Why the way you pack shapes your journey
For many travellers wheeled luggage is the most efficient way of getting from known-A to known-B. The reality is far from elegant, but that’s fine, it’s airplane-travel-as-commute and it has its place in the world. Perverse as it may sound to the wheeled hordes, carrying your own load makes for better travel.
Most hardened travellers have a hand-luggage only policy. In our studio we go one step further — we have a no-wheels rule for field work travel. We operate in environments where a week can span the seedier side of New York to upscale Delhi and pretty much everywhere in-between. For us, wheels represent tethered travel: the body is present, but the mind remains elsewhere.
There is a better way to travel regardless of whether it’s a weeks-long business trip or an extended weekend away. The most rewarding travel has enough breathing room for serendipity, the uniqueness of the locale, and a nuanced appreciation of journey. Chance encounters that won’t appear on any itinerary.
The dilemma of what to take and what to leave behind is as old as travel itself. The mistake that hits rookies and the experienced alike, is in packing too much stuff. How much do we really need to take? Why do we always take more that we need?
To understand why we need to unpack the psychology of packing.
People pack in anticipation of future events, with varying degrees of clarity to what that future holds. The purpose of the trip dictates packing choices: business meetings, a conference; visiting family; city breaks; mountain treks. So far so obvious.
Over the past decade, with colleagues Fumiko Ichikawa, Raphael Grignani and Younghee Jung I’ve run over a dozen projects that have delved into carrying and packing behaviours — from Accra to Seoul, NYC to Tehran. Research participants often rationalised the choice of what to take in terms of: necessities; good-to-have; luxuries; buy-on-the-way; and not-needed. The less that is known about the destination, the more we put objects in the good-to-have category. Use can be imagined, but the contextual barriers to use, the reasons why the objects remain untouched, are not yet understood. At the other end of the predictability scale the lack of concrete anchors frees us to pack for convenience.
Women are arguably more sophisticated packers than men because day-to-day they far more likely to use some form of bag, whereas men are far more reliant on pockets. This heavy use of bags is partly down to clothing and physique, partly societal roles, including a bias towards being the day-to-day primary carer for children. Women’s achilles heel is that, like any bag carrier they are highly likely to carry more than they need. Prior to the journey, in the comfort of the home the cost of managing what is inside a bag is greater than simply adding more. Only after the trip has started, when the drawback of that extra bulk is apparent is the desire for remedial action, the clear-out, triggered. By then it is too late. The same process applies to digital storage — most people don’t think about managing their hard drive or cloud storage account until it is close to overflowing. Content will expand to fit the container. Women are more likely to face this everyday, men are more likely to confront it on longer journeys.

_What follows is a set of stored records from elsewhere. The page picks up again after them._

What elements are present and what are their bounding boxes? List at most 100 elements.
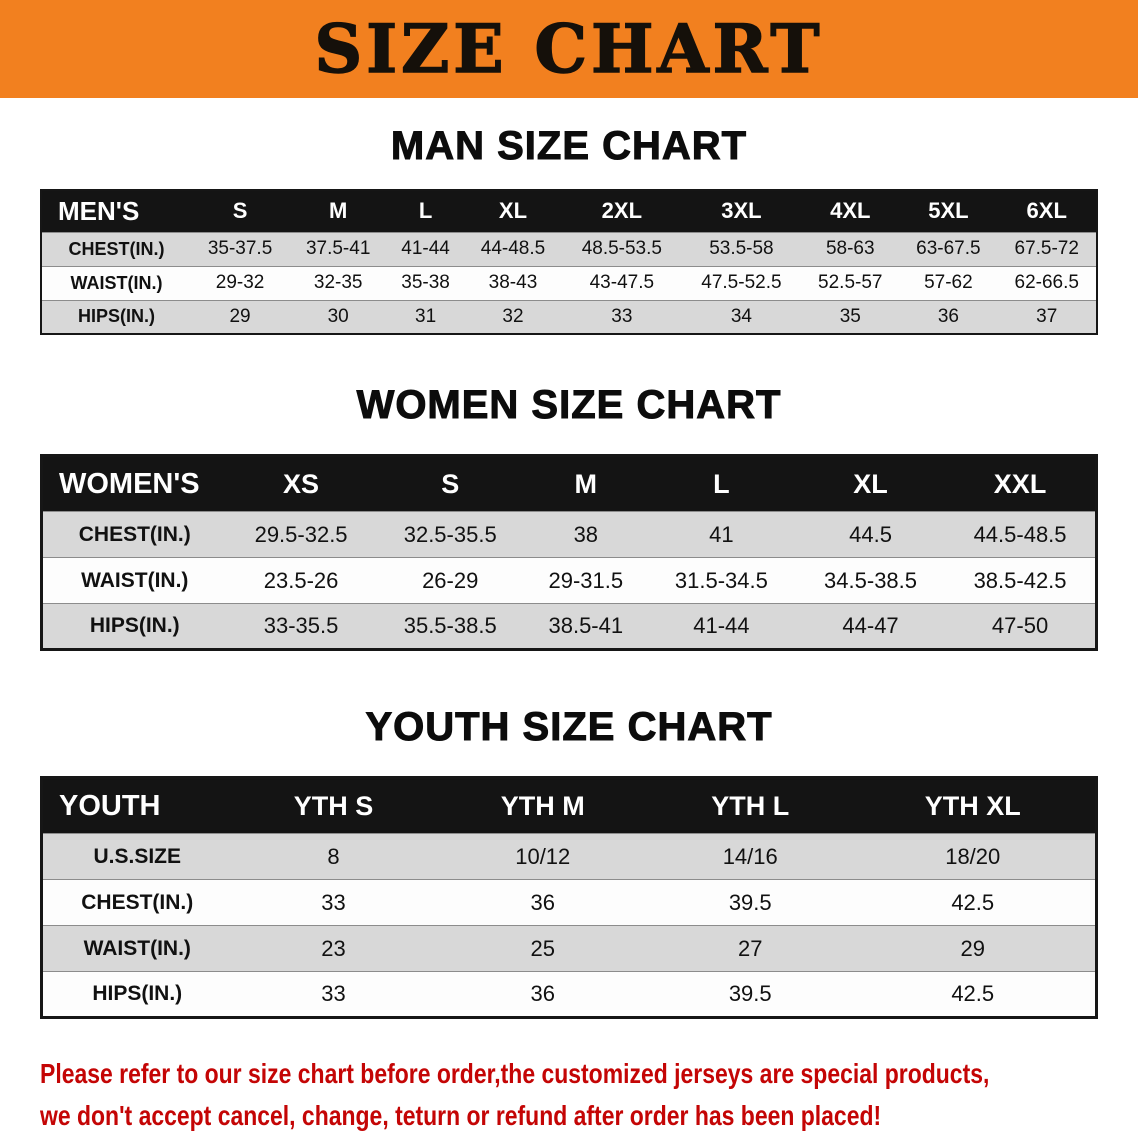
cell-value: 35.5-38.5	[403, 613, 497, 638]
size-column-header: S	[191, 190, 290, 232]
cell-value: 67.5-72	[1014, 238, 1079, 259]
footer-note-line-2: we don't accept cancel, change, teturn o…	[40, 1100, 882, 1131]
page-title: SIZE CHART	[314, 10, 824, 88]
size-column-header: XXL	[945, 455, 1097, 512]
men-section-heading: MAN SIZE CHART	[390, 124, 748, 169]
table-row: HIPS(IN.) 33-35.5 35.5-38.5 38.5-41 41-44 44-…	[41, 603, 1097, 650]
cell-value: 44-47	[842, 613, 899, 638]
cell-value: 35-38	[401, 272, 450, 293]
size-column-header: 3XL	[681, 190, 802, 232]
women-size-section: WOMEN SIZE CHART WOMEN'S XS S M L XL XXL CHEST(…	[0, 383, 1138, 651]
cell-value: 52.5-57	[818, 272, 883, 293]
row-label: WAIST(IN.)	[70, 272, 163, 293]
cell-value: 33	[321, 889, 346, 915]
cell-value: 34.5-38.5	[824, 567, 918, 593]
table-row: WAIST(IN.) 23 25 27 29	[41, 925, 1097, 972]
row-label: CHEST(IN.)	[81, 890, 194, 914]
cell-value: 44-48.5	[480, 238, 546, 259]
cell-value: 8	[327, 843, 340, 869]
size-table: MEN'S S M L XL 2XL 3XL 4XL 5XL 6XL CHEST(IN.) 35-37…	[40, 189, 1098, 335]
table-row: HIPS(IN.) 29 30 31 32 33 34 35 36 37	[41, 300, 1097, 334]
size-column-header: 5XL	[899, 190, 998, 232]
row-label: WAIST(IN.)	[83, 936, 191, 960]
size-table: WOMEN'S XS S M L XL XXL CHEST(IN.) 29.5-32.5 32.5…	[40, 454, 1098, 651]
women-size-table-wrap: WOMEN'S XS S M L XL XXL CHEST(IN.) 29.5-32.5 32.5…	[40, 454, 1098, 651]
cell-value: 23.5-26	[263, 567, 339, 593]
cell-value: 47.5-52.5	[701, 272, 782, 293]
table-row: CHEST(IN.) 35-37.5 37.5-41 41-44 44-48.5 48.5…	[41, 232, 1097, 266]
row-label: CHEST(IN.)	[78, 522, 191, 546]
cell-value: 48.5-53.5	[581, 238, 662, 259]
cell-value: 35-37.5	[207, 238, 273, 259]
cell-value: 30	[327, 305, 349, 327]
row-label: HIPS(IN.)	[89, 614, 180, 637]
size-column-header: M	[289, 190, 388, 232]
size-column-header: 4XL	[801, 190, 900, 232]
cell-value: 62-66.5	[1014, 272, 1079, 293]
women-section-heading: WOMEN SIZE CHART	[356, 383, 782, 428]
banner: SIZE CHART	[0, 0, 1138, 98]
table-header-row: WOMEN'S XS S M L XL XXL	[41, 455, 1097, 512]
cell-value: 29.5-32.5	[254, 521, 348, 547]
cell-value: 29	[229, 305, 251, 327]
cell-value: 39.5	[728, 981, 772, 1006]
cell-value: 23	[321, 935, 346, 961]
cell-value: 47-50	[991, 613, 1049, 638]
cell-value: 29-31.5	[548, 567, 624, 593]
cell-value: 63-67.5	[916, 238, 981, 259]
table-row: CHEST(IN.) 33 36 39.5 42.5	[41, 879, 1097, 926]
youth-size-table-wrap: YOUTH YTH S YTH M YTH L YTH XL U.S.SIZE 8 10/12…	[40, 776, 1098, 1019]
table-row: HIPS(IN.) 33 36 39.5 42.5	[41, 971, 1097, 1018]
cell-value: 32-35	[313, 272, 363, 293]
cell-value: 38	[573, 521, 599, 547]
cell-value: 41	[709, 521, 734, 547]
size-column-header: L	[646, 455, 796, 512]
size-column-header: 2XL	[562, 190, 682, 232]
cell-value: 43-47.5	[589, 272, 655, 293]
men-size-section: MAN SIZE CHART MEN'S S M L XL 2XL 3XL 4XL 5XL 6XL…	[0, 124, 1138, 335]
size-table: YOUTH YTH S YTH M YTH L YTH XL U.S.SIZE 8 10/12…	[40, 776, 1098, 1019]
size-column-header: YTH S	[231, 777, 436, 834]
size-column-header: YTH L	[649, 777, 851, 834]
size-column-header: S	[375, 455, 525, 512]
table-header-row: MEN'S S M L XL 2XL 3XL 4XL 5XL 6XL	[41, 190, 1097, 232]
cell-value: 18/20	[945, 843, 1001, 869]
cell-value: 44.5-48.5	[973, 521, 1067, 547]
cell-value: 57-62	[924, 272, 973, 293]
size-column-header: 6XL	[997, 190, 1097, 232]
footer-note: Please refer to our size chart before or…	[40, 1053, 1138, 1137]
cell-value: 14/16	[722, 843, 778, 869]
cell-value: 32.5-35.5	[403, 521, 497, 547]
cell-value: 42.5	[951, 981, 995, 1006]
row-label: U.S.SIZE	[93, 844, 182, 868]
table-corner-label: MEN'S	[41, 190, 191, 232]
row-label: CHEST(IN.)	[68, 238, 165, 259]
size-column-header: XL	[463, 190, 563, 232]
table-row: WAIST(IN.) 29-32 32-35 35-38 38-43 43-47.5 47.…	[41, 266, 1097, 300]
cell-value: 44.5	[849, 521, 892, 547]
size-column-header: YTH XL	[850, 777, 1097, 834]
cell-value: 33-35.5	[263, 613, 339, 638]
cell-value: 29	[960, 935, 985, 961]
cell-value: 33	[321, 981, 346, 1006]
cell-value: 36	[530, 889, 555, 915]
cell-value: 38-43	[488, 272, 538, 293]
table-header-row: YOUTH YTH S YTH M YTH L YTH XL	[41, 777, 1097, 834]
size-column-header: XL	[795, 455, 946, 512]
footer-note-line-1: Please refer to our size chart before or…	[40, 1058, 990, 1089]
cell-value: 35	[839, 305, 861, 327]
table-row: CHEST(IN.) 29.5-32.5 32.5-35.5 38 41 44.5 44.5…	[41, 511, 1097, 558]
row-label: WAIST(IN.)	[81, 568, 189, 592]
cell-value: 36	[530, 981, 555, 1006]
cell-value: 37.5-41	[305, 238, 371, 259]
size-column-header: L	[387, 190, 464, 232]
table-row: U.S.SIZE 8 10/12 14/16 18/20	[41, 833, 1097, 880]
cell-value: 38.5-42.5	[973, 567, 1067, 593]
cell-value: 41-44	[693, 613, 750, 638]
cell-value: 31.5-34.5	[674, 567, 768, 593]
table-row: WAIST(IN.) 23.5-26 26-29 29-31.5 31.5-34.5 34…	[41, 557, 1097, 604]
cell-value: 29-32	[215, 272, 265, 293]
cell-value: 10/12	[515, 843, 571, 869]
cell-value: 36	[937, 305, 959, 327]
row-label: HIPS(IN.)	[92, 982, 183, 1005]
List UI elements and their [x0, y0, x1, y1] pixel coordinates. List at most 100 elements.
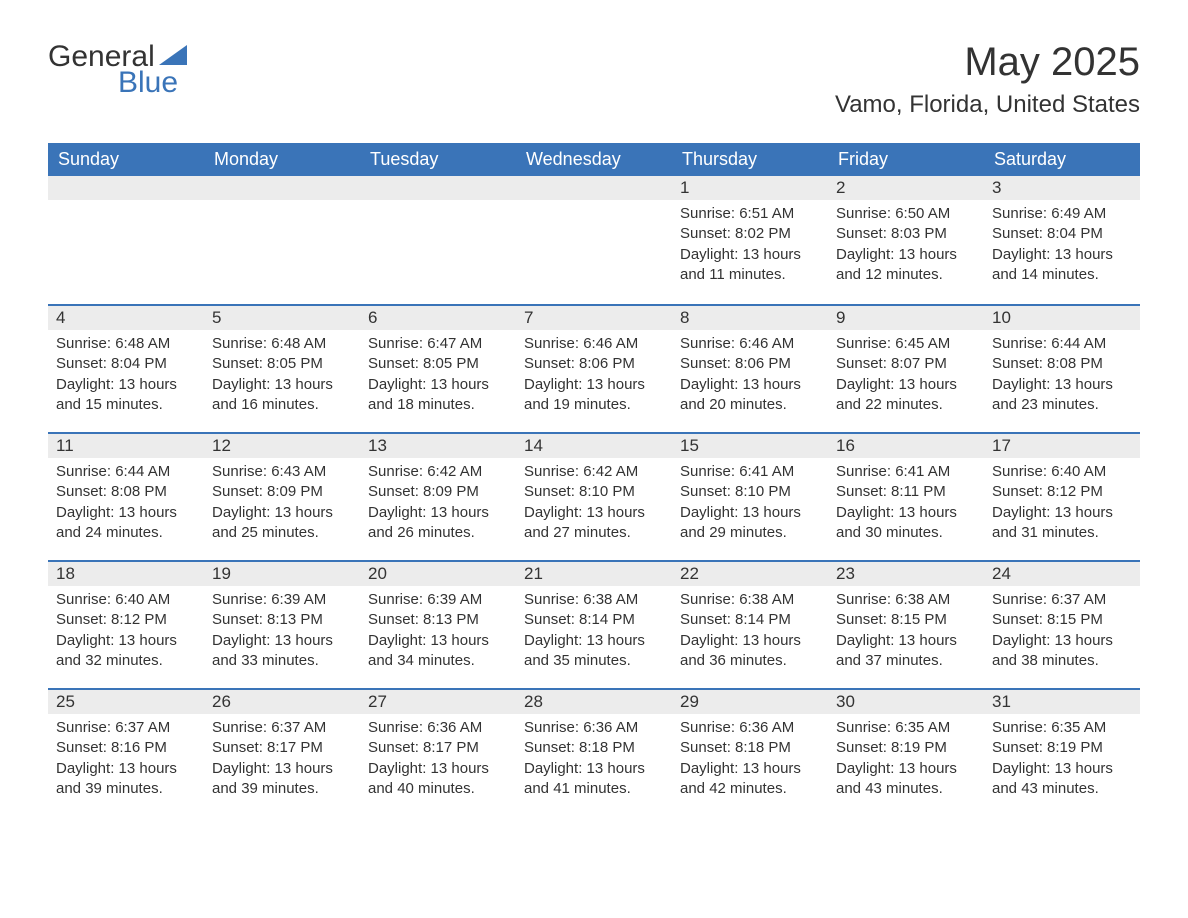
sunrise-line: Sunrise: 6:37 AM — [56, 718, 196, 738]
day-body: Sunrise: 6:44 AMSunset: 8:08 PMDaylight:… — [48, 458, 204, 551]
daylight-line: Daylight: 13 hours and 37 minutes. — [836, 631, 976, 672]
calendar-cell: 31Sunrise: 6:35 AMSunset: 8:19 PMDayligh… — [984, 688, 1140, 816]
calendar-cell: 7Sunrise: 6:46 AMSunset: 8:06 PMDaylight… — [516, 304, 672, 432]
day-body: Sunrise: 6:37 AMSunset: 8:16 PMDaylight:… — [48, 714, 204, 807]
calendar-cell — [360, 176, 516, 304]
calendar-cell: 19 Sunrise: 6:39 AMSunset: 8:13 PMDayligh… — [204, 560, 360, 688]
sunrise-line: Sunrise: 6:36 AM — [680, 718, 820, 738]
day-body: Sunrise: 6:38 AMSunset: 8:15 PMDaylight:… — [828, 586, 984, 679]
day-number: 10 — [984, 304, 1140, 330]
sunrise-line: Sunrise: 6:48 AM — [212, 334, 352, 354]
calendar-cell: 23Sunrise: 6:38 AMSunset: 8:15 PMDayligh… — [828, 560, 984, 688]
day-number: 19 — [204, 560, 360, 586]
empty-day-bar — [48, 176, 204, 200]
day-body: Sunrise: 6:38 AMSunset: 8:14 PMDaylight:… — [516, 586, 672, 679]
sunrise-line: Sunrise: 6:40 AM — [992, 462, 1132, 482]
sunrise-line: Sunrise: 6:37 AM — [212, 718, 352, 738]
calendar-cell: 10Sunrise: 6:44 AMSunset: 8:08 PMDayligh… — [984, 304, 1140, 432]
sunrise-line: Sunrise: 6:41 AM — [680, 462, 820, 482]
sunrise-line: Sunrise: 6:38 AM — [524, 590, 664, 610]
daylight-line: Daylight: 13 hours and 39 minutes. — [56, 759, 196, 800]
weekday-header: Thursday — [672, 143, 828, 176]
daylight-line: Daylight: 13 hours and 43 minutes. — [992, 759, 1132, 800]
weekday-header: Wednesday — [516, 143, 672, 176]
day-body: Sunrise: 6:46 AMSunset: 8:06 PMDaylight:… — [672, 330, 828, 423]
page-header: General Blue May 2025 Vamo, Florida, Uni… — [48, 40, 1140, 119]
day-number: 17 — [984, 432, 1140, 458]
calendar-table: SundayMondayTuesdayWednesdayThursdayFrid… — [48, 143, 1140, 816]
calendar-header-row: SundayMondayTuesdayWednesdayThursdayFrid… — [48, 143, 1140, 176]
day-body: Sunrise: 6:49 AMSunset: 8:04 PMDaylight:… — [984, 200, 1140, 293]
day-body: Sunrise: 6:48 AMSunset: 8:05 PMDaylight:… — [204, 330, 360, 423]
sunset-line: Sunset: 8:19 PM — [992, 738, 1132, 758]
calendar-cell — [204, 176, 360, 304]
weekday-header: Tuesday — [360, 143, 516, 176]
daylight-line: Daylight: 13 hours and 33 minutes. — [212, 631, 352, 672]
weekday-header: Friday — [828, 143, 984, 176]
sunset-line: Sunset: 8:13 PM — [212, 610, 352, 630]
day-number: 30 — [828, 688, 984, 714]
day-number: 3 — [984, 176, 1140, 200]
sunrise-line: Sunrise: 6:39 AM — [368, 590, 508, 610]
day-body: Sunrise: 6:39 AMSunset: 8:13 PMDaylight:… — [360, 586, 516, 679]
daylight-line: Daylight: 13 hours and 16 minutes. — [212, 375, 352, 416]
sunset-line: Sunset: 8:18 PM — [680, 738, 820, 758]
logo: General Blue — [48, 40, 187, 100]
logo-text-blue: Blue — [118, 66, 178, 100]
sunrise-line: Sunrise: 6:39 AM — [212, 590, 352, 610]
calendar-cell: 14Sunrise: 6:42 AMSunset: 8:10 PMDayligh… — [516, 432, 672, 560]
sunrise-line: Sunrise: 6:40 AM — [56, 590, 196, 610]
weekday-header: Saturday — [984, 143, 1140, 176]
sunrise-line: Sunrise: 6:35 AM — [992, 718, 1132, 738]
sunrise-line: Sunrise: 6:42 AM — [524, 462, 664, 482]
daylight-line: Daylight: 13 hours and 30 minutes. — [836, 503, 976, 544]
sunset-line: Sunset: 8:09 PM — [212, 482, 352, 502]
daylight-line: Daylight: 13 hours and 43 minutes. — [836, 759, 976, 800]
sunset-line: Sunset: 8:17 PM — [212, 738, 352, 758]
weekday-header: Monday — [204, 143, 360, 176]
sunset-line: Sunset: 8:12 PM — [992, 482, 1132, 502]
day-body: Sunrise: 6:36 AMSunset: 8:18 PMDaylight:… — [516, 714, 672, 807]
empty-day-bar — [204, 176, 360, 200]
daylight-line: Daylight: 13 hours and 32 minutes. — [56, 631, 196, 672]
daylight-line: Daylight: 13 hours and 34 minutes. — [368, 631, 508, 672]
calendar-cell: 12Sunrise: 6:43 AMSunset: 8:09 PMDayligh… — [204, 432, 360, 560]
sunset-line: Sunset: 8:06 PM — [524, 354, 664, 374]
sunset-line: Sunset: 8:12 PM — [56, 610, 196, 630]
sunset-line: Sunset: 8:06 PM — [680, 354, 820, 374]
day-body: Sunrise: 6:45 AMSunset: 8:07 PMDaylight:… — [828, 330, 984, 423]
day-body: Sunrise: 6:43 AMSunset: 8:09 PMDaylight:… — [204, 458, 360, 551]
daylight-line: Daylight: 13 hours and 39 minutes. — [212, 759, 352, 800]
day-number: 5 — [204, 304, 360, 330]
calendar-cell: 1Sunrise: 6:51 AMSunset: 8:02 PMDaylight… — [672, 176, 828, 304]
sunrise-line: Sunrise: 6:46 AM — [524, 334, 664, 354]
sunset-line: Sunset: 8:17 PM — [368, 738, 508, 758]
day-body: Sunrise: 6:42 AMSunset: 8:09 PMDaylight:… — [360, 458, 516, 551]
day-number: 6 — [360, 304, 516, 330]
sunset-line: Sunset: 8:11 PM — [836, 482, 976, 502]
day-number: 24 — [984, 560, 1140, 586]
day-body: Sunrise: 6:35 AMSunset: 8:19 PMDaylight:… — [984, 714, 1140, 807]
day-number: 28 — [516, 688, 672, 714]
day-number: 8 — [672, 304, 828, 330]
month-title: May 2025 — [835, 40, 1140, 85]
day-body: Sunrise: 6:44 AMSunset: 8:08 PMDaylight:… — [984, 330, 1140, 423]
day-body: Sunrise: 6:37 AMSunset: 8:17 PMDaylight:… — [204, 714, 360, 807]
calendar-cell: 18Sunrise: 6:40 AMSunset: 8:12 PMDayligh… — [48, 560, 204, 688]
calendar-cell: 6Sunrise: 6:47 AMSunset: 8:05 PMDaylight… — [360, 304, 516, 432]
weekday-header: Sunday — [48, 143, 204, 176]
sunset-line: Sunset: 8:08 PM — [56, 482, 196, 502]
day-body: Sunrise: 6:50 AMSunset: 8:03 PMDaylight:… — [828, 200, 984, 293]
sunset-line: Sunset: 8:18 PM — [524, 738, 664, 758]
daylight-line: Daylight: 13 hours and 24 minutes. — [56, 503, 196, 544]
sunrise-line: Sunrise: 6:42 AM — [368, 462, 508, 482]
day-body: Sunrise: 6:36 AMSunset: 8:17 PMDaylight:… — [360, 714, 516, 807]
sunrise-line: Sunrise: 6:47 AM — [368, 334, 508, 354]
calendar-week-row: 1Sunrise: 6:51 AMSunset: 8:02 PMDaylight… — [48, 176, 1140, 304]
calendar-body: 1Sunrise: 6:51 AMSunset: 8:02 PMDaylight… — [48, 176, 1140, 816]
day-number: 11 — [48, 432, 204, 458]
daylight-line: Daylight: 13 hours and 18 minutes. — [368, 375, 508, 416]
sunset-line: Sunset: 8:14 PM — [680, 610, 820, 630]
calendar-cell: 13Sunrise: 6:42 AMSunset: 8:09 PMDayligh… — [360, 432, 516, 560]
day-number: 2 — [828, 176, 984, 200]
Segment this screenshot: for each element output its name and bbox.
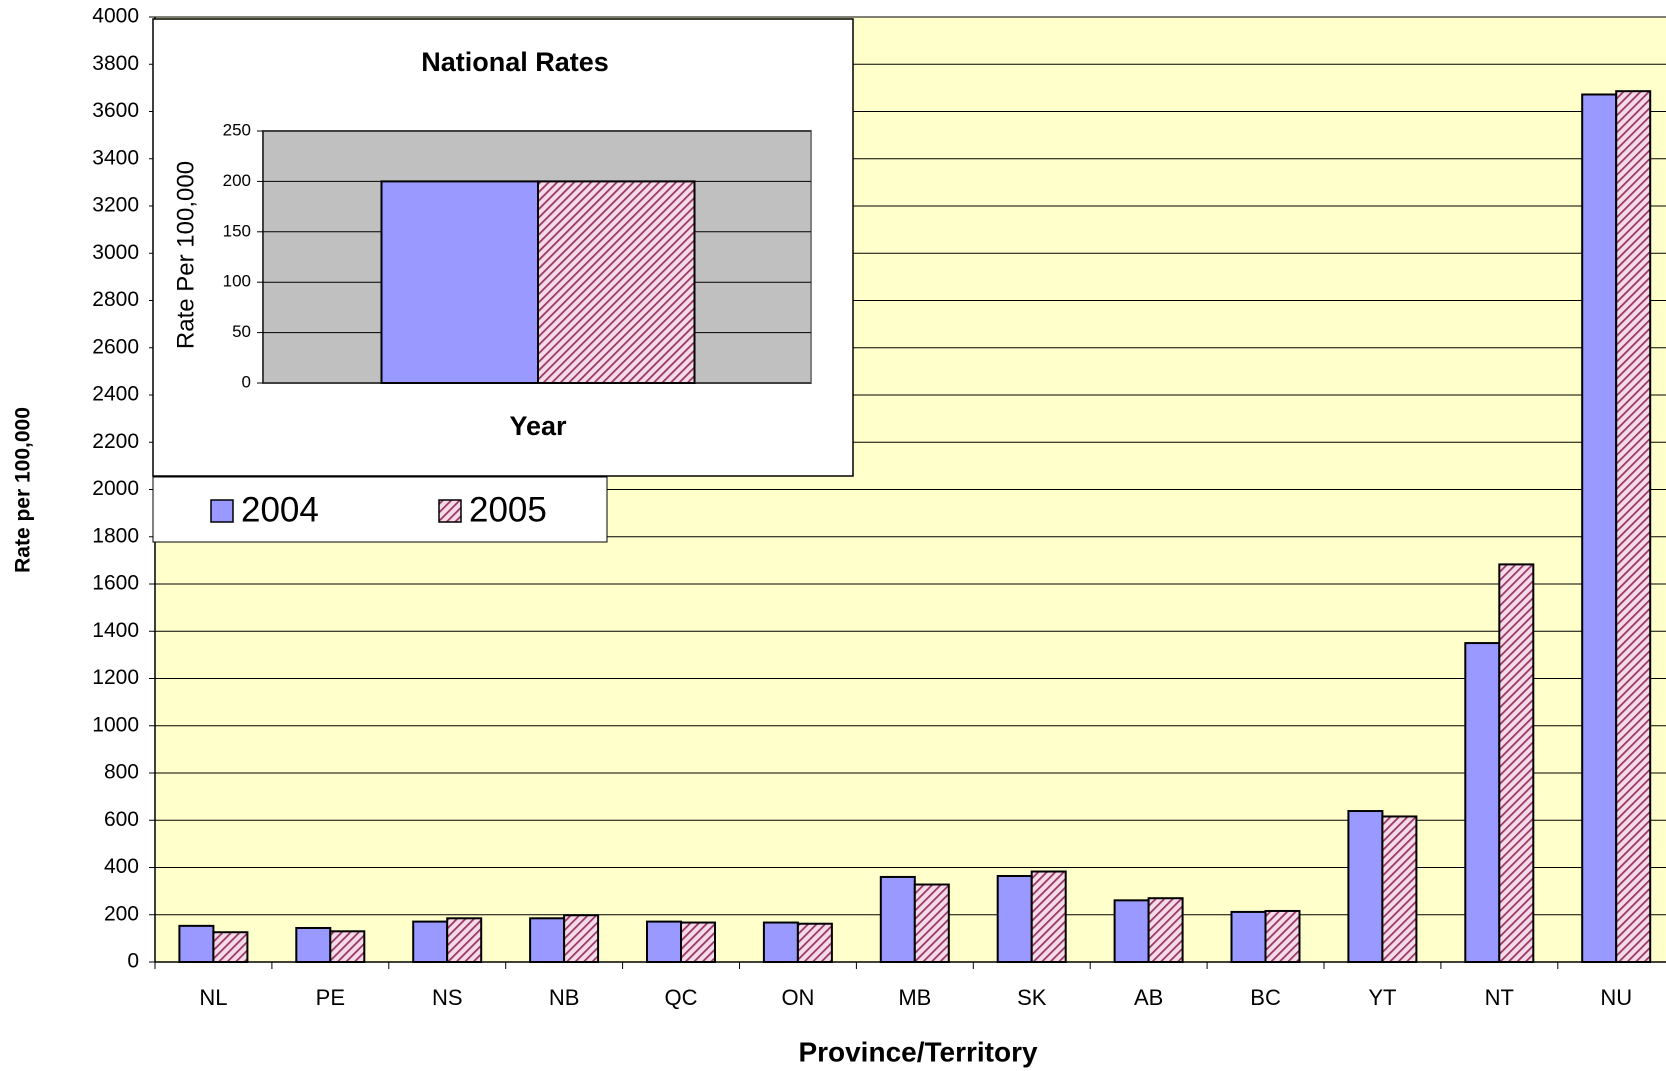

Wheeled luggage leads us astray. During packing wheels promise weightlessness, which then leads to luggage filled to capacity, and heavier items being packed. While we’re still at home, in our idealised, airport-smooth-surface view of the world this isn’t a problem, but in the real world it rapidly shapes what the journey can become: from airport escalators that don’t work; to hitching a ride on the back of a motorbike; to, at the last minute, enjoying a nearby mountain range for the weekend.
The disconnect lies between the moment of packing and when the impact of those choices become apparent. How do we prioritise what to take? We rationalise the value of things in terms of practical considerations such as “it will keep me warm”; or psychological “I feel more comfortable knowing its there” or “I’ll be on top of my game at the meeting”. But here too our packing strategies fall flat: we pack on the assumption that we have perfect visibility on the objects we carry.
The reality is that humans have fleeting memories: objects that don’t trigger our senses are far less likely to be used. Things that were important at home, are deprioritised once you land in Cancun, Cleveland or Kabul. Much of what we carry is not used, or even considered for use.
Every object we leave behind is one less predetermined outcome. If you want your heart to leap at the possibility of what the journey can hold, park the wheels, pack less, and enjoy every ounce of weight.
I’ve spent much of the last decade travelling for work, from Tashkent to Tokyo, Tehran, well, pick a city and extrapolate from there. I’ve learned the hard way what not to pack, and what my ideal luggage should be. Aside from clothes I usually travel with high end camera gear, and sometimes payroll for the the local crew — I need something light, robust, that will deflect prying eyes. For what its worth, here’s how my luggage enables me to make the most of every trip.
- Steer clear of wheels. They are the loan-sharks of weight and space. For a little up-front joy, you’ll be paying back for the rest of your journey.
- Limit luggage to one piece that fits into a business class footwell or under an economy class seat (about 42 litres). The impact is two-fold: if it’s weighed at check-in (and with that size it rarely is), the overhead weight limits don’t apply; and if the overheads are full it doesn’t leave your side.
- Leave 10% of your luggage space for what the journey has to offer.